New Projects Build on 2011 Savings

The 2012 projects announced yesterday will build on accomplishments in 2011 to reduce Medicare and Medicaid improper payment rates.
For example, the Medicare fee-for-service improper payment rate dropped to 8.6 percent, or $28.8 billion in estimated improper claims payments.  This rate was calculated using a refined methodology, after consulting with the Office of the Inspector General, that reflects the impact of late documentation and the results of appeal activities that typically occur after the cut-off date.  For consistency and comparison purposes, CMS adjusted the 2010 error rate to 9.1 percent or $29.7 billion. When comparing the adjusted rates, the 8.6 percent error rate for 2011 represents a 0.5 percentage point reduction in the improper payment rate from 2010.

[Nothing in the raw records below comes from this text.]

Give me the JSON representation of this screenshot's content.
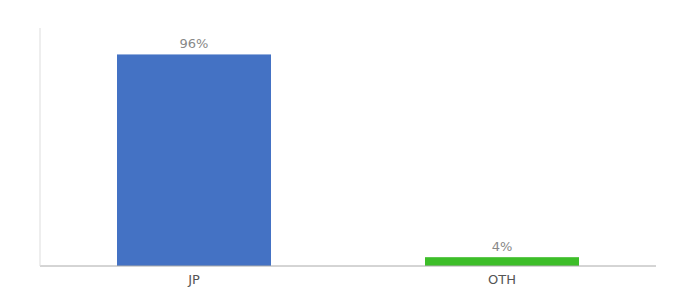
{
  "chart_data": {
    "type": "bar",
    "categories": [
      "JP",
      "OTH"
    ],
    "values": [
      96,
      4
    ],
    "value_labels": [
      "96%",
      "4%"
    ],
    "colors": [
      "#4472C4",
      "#3DBE29"
    ],
    "ylim": [
      0,
      108
    ],
    "data_labels": true,
    "tick_labels": "x"
  }
}
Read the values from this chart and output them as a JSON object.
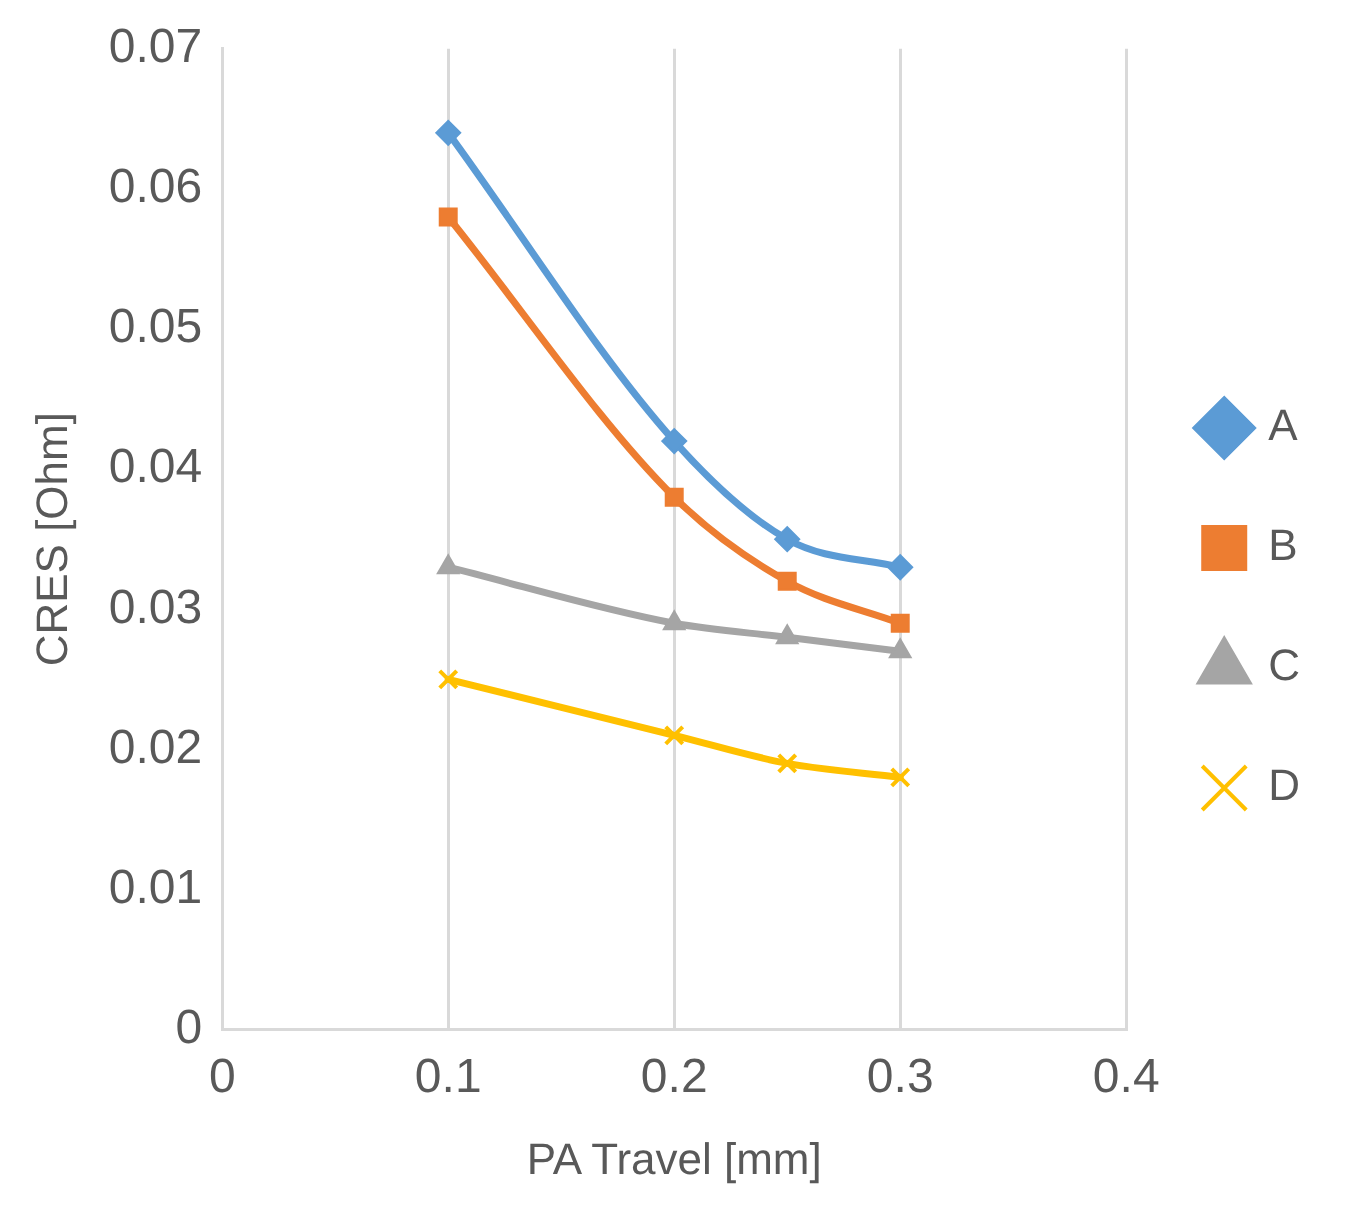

In addition, for 2011, CMS noted the following:
•    The Medicare Advantage (Part C) improper payment rate, based on the 2009 payment year, is 11.0 percent, or $12.4 billion, a reduction from last year’s rate of 14.1 percent, or $13.6 billion.  The Part C improper payment rate dropped 3.1 percentage points (or 21 percent) from 2010, a result of the Administration’s aggressive corrective actions, including ongoing audits – with an emphasis on contract-level risk adjustment data validation audits – designed to recover over payments to Part C plans.

•    The Medicaid improper payment rate is 8.1 percent, or $21.9 billion in estimated improper payments.  This rate reflects a three-year average of the 2009, 2010, and 2011 cycle rates.  The Medicaid improper payment rate declined by 1.3 percentage points, reflecting ongoing efforts by the States and the Department of Health and Human Services (HHS) to educate providers on the root causes of improper payments.
CMS also reported for the first time a composite improper payment rate for the Medicare Part D prescription drug program.  Based on payment year 2009, the improper payment rate is 3.2 percent, or $1.7 billion.  The Part D payment improper payment rate combines five component payment error measures: Medicare Advantage prescription drug payment system error; payment error related to low income subsidy status; payment error related to incorrect Medicaid status; payment error related to prescription drug event data validation; and payment error related to direct and indirect remuneration.

The improper payment rate for the Children’s Health Insurance Program (CHIP) will not be published until 2012, CMS stated.  The agency said it was prohibited from calculating or publishing a rate until six months after the August 2010 Payment Error Rate Measurement (PERM) program rules went into effect.  Due to the timing, HHS began measuring CHIP improper payments under the new program rules in 2011, and will publish the results in 2012, CMS said.

While improper payment rates are not necessarily an indicator of fraud in Medicare, Medicaid or CHIP, they do provide HHS, CMS and states with a more complete assessment of factors leading to error rates and new ways to help prevent them, noted CMS.
The CMS announcement coincided with a news release from the White House yesterday reporting that the Office of Management and Budget (OMB) announced that the Administration had cut improper payments by $17.6 billion dollars in 2011 as part of the Obama Administration’s Campaign to Cut Waste, fueled by decreases in payment errors in Medicare, Medicaid, Pell Grants, and Food Stamps.